Un aspetto cruciale di questa vicenda è la percezione psicologica e simbolica delle barriere. Per Israele, costruire muri non significa solo creare ostacoli fisici, ma anche trasmettere un senso di sicurezza e controllo, sia alla propria popolazione sia alla comunità internazionale. Tuttavia, la storia recente dimostra che queste barriere non sono impenetrabili e che l’illusione di una sicurezza assoluta può essere rapidamente infranta.

La ripresa della costruzione del muro nel Golan solleva, quindi, una domanda fondamentale: Israele sta cercando di garantire la propria sicurezza o di diffondere una narrazione che giustifichi ulteriori politiche espansionistiche?
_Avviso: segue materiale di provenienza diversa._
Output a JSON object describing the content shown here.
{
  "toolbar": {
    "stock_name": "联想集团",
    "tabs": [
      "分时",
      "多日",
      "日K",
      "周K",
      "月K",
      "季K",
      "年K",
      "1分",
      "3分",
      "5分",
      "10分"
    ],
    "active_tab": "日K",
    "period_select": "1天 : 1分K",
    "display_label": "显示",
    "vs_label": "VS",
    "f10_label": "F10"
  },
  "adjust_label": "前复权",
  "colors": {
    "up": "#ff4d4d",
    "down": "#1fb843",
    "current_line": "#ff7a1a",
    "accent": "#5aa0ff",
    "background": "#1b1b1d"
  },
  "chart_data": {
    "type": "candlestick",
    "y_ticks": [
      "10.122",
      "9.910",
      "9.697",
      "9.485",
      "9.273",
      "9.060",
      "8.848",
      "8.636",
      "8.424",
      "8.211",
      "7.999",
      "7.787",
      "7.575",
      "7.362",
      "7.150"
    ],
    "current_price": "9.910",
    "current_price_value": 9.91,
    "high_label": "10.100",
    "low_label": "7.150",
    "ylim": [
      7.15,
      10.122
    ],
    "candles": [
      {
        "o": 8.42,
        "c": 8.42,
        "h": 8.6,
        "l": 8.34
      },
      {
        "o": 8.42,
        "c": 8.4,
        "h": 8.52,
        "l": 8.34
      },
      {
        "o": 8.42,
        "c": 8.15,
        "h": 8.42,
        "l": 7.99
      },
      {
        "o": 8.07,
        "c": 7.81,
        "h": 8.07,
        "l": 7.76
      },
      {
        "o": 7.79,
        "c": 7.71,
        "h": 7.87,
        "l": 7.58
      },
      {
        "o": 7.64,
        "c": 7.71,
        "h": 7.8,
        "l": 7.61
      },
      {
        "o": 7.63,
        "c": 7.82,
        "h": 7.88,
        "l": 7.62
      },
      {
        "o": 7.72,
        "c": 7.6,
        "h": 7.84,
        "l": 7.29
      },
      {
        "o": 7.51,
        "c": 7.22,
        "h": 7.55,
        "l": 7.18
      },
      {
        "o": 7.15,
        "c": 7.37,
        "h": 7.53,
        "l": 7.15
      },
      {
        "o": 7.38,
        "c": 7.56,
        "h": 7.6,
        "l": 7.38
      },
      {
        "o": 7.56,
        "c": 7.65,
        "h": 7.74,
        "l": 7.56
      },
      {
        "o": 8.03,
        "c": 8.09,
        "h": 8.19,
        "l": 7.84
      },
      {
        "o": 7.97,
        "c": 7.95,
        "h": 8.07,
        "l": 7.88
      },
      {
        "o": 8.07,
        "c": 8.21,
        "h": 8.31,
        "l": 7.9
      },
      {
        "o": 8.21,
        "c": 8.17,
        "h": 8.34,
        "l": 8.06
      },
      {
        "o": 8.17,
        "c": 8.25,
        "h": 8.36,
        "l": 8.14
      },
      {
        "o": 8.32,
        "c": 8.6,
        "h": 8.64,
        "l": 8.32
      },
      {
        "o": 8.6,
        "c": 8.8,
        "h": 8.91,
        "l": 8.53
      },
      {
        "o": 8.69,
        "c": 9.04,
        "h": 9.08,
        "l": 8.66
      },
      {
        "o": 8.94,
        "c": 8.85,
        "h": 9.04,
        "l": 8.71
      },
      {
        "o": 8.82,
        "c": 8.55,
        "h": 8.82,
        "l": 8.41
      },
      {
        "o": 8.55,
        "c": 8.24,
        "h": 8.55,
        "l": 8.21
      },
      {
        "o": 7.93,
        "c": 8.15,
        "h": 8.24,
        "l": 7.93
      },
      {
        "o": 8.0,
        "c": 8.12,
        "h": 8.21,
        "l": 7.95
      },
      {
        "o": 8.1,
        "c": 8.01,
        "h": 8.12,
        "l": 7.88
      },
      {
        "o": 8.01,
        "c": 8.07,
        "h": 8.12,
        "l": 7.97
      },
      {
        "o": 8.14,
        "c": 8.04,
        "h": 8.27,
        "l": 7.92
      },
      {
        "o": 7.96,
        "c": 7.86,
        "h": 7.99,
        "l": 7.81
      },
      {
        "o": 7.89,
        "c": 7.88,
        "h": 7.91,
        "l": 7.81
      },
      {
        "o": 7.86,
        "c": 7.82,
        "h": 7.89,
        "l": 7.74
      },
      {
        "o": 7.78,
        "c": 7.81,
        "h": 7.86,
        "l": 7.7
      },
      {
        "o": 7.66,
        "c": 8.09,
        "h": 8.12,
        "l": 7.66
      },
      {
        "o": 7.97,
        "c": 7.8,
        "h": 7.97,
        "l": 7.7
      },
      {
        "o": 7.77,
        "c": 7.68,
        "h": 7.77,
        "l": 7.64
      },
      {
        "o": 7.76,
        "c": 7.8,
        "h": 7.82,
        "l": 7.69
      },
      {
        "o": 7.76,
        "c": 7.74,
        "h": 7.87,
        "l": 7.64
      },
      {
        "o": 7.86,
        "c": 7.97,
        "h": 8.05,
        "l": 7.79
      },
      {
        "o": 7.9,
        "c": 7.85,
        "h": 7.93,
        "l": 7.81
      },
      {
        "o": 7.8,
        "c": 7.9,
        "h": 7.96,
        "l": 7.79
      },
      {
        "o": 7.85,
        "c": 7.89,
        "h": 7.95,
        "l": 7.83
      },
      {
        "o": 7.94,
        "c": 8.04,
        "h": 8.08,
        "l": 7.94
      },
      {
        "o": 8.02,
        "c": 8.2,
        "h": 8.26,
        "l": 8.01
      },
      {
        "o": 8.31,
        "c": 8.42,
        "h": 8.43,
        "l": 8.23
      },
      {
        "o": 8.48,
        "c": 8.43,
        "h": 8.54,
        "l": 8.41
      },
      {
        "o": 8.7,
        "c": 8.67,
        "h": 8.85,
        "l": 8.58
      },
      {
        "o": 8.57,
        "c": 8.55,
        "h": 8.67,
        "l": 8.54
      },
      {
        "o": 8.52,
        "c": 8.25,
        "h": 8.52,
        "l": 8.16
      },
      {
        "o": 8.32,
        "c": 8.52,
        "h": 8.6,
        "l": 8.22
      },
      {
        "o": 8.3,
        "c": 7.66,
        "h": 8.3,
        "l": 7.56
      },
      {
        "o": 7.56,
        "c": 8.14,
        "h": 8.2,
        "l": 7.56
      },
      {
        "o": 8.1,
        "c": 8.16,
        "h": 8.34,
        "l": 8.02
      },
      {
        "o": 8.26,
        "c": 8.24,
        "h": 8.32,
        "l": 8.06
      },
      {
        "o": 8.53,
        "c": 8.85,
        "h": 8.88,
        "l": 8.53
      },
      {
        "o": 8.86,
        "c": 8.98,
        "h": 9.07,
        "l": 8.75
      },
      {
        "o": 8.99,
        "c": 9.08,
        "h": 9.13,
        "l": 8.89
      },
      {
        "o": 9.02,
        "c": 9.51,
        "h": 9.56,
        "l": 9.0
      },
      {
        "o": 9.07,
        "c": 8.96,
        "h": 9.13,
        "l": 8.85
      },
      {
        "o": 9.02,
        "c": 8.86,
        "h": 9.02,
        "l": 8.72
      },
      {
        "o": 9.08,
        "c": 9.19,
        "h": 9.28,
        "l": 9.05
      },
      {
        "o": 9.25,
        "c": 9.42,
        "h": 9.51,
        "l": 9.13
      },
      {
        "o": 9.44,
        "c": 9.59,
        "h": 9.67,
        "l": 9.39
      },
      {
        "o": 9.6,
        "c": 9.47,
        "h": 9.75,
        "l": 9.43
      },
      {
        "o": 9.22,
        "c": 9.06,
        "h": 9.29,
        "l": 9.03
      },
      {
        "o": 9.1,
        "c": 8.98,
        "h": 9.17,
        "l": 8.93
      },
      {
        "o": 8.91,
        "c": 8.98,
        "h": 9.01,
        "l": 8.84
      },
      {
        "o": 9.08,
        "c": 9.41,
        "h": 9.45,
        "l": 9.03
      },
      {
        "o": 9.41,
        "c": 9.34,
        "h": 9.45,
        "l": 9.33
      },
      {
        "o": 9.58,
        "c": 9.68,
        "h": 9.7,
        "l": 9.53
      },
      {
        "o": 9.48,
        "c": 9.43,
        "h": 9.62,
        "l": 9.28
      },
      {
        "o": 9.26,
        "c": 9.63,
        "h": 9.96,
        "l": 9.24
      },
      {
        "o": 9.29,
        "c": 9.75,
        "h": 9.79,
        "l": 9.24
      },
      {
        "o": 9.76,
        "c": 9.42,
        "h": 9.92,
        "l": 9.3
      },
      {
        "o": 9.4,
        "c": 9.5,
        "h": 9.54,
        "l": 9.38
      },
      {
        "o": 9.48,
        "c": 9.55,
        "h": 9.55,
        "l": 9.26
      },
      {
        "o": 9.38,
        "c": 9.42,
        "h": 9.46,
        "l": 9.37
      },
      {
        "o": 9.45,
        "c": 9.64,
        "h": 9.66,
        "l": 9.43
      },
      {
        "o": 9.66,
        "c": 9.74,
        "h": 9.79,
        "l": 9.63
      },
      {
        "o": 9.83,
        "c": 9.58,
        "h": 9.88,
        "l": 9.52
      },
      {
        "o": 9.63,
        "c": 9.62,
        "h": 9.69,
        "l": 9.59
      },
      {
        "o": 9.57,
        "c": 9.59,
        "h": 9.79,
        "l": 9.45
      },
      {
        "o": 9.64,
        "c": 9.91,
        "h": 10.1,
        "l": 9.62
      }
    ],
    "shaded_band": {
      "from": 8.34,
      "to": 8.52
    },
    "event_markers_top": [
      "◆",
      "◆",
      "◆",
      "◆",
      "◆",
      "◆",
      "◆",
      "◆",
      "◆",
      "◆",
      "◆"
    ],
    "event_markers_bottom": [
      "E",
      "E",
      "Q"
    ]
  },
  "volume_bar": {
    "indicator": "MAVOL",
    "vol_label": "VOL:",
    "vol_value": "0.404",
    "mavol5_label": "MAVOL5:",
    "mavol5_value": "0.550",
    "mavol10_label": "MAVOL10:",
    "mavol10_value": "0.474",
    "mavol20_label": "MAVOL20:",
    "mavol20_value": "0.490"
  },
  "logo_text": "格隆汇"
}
Per la Siria e i suoi alleati, questa iniziativa è una provocazione che potrebbe portare a nuove escalation. Tel Aviv, dal canto suo, sembra disposta a correre il rischio, confidando nel supporto degli Stati Uniti e nella sua superiorità militare. Tuttavia, questa strategia potrebbe rivelarsi un’arma a doppio taglio, aumentando l’instabilità nella regione e costringendo Israele a confrontarsi con le conseguenze delle sue politiche. Le alture del Golan, si confermano un palcoscenico eterno dove la storia inscena le sue tragedie più antiche. Ancora una volta, sotto i riflettori di un conflitto senza fine, questo lembo di terra ci ricorda l’incapacità dell’uomo di trovare una pace duratura.

Intanto con Israele che continua a costruire nuovi muri, il mondo assiste a un tentativo di abbattere quelli invisibili dell’impunità. La Corte penale internazionale dell’Aja ha emesso il 21 novembre un mandato di cattura contro Netanyahu e Gallant. Sebbene l’effettivo arresto sembri improbabile, poiché richiederebbe che i due leader mettano piede in Paesi che riconoscono la Cpi, questa decisione ha un grande valore simbolico. È un riconoscimento ufficiale dei crimini di guerra e contro l’umanità compiuti a Gaza, Una verità nascosta sotto strati di ipocrisia, ora esposta alla luce del sole internazionale.

Il mandato rende chiara una verità inaccettabile e intacca l’immagine di invulnerabilità che Israele ha sempre proiettato. Mentre il Golan si trasforma in un labirinto di sbarre, la giustizia traccia una linea retta, un percorso verso la verità che nessun muro potrà mai fermare.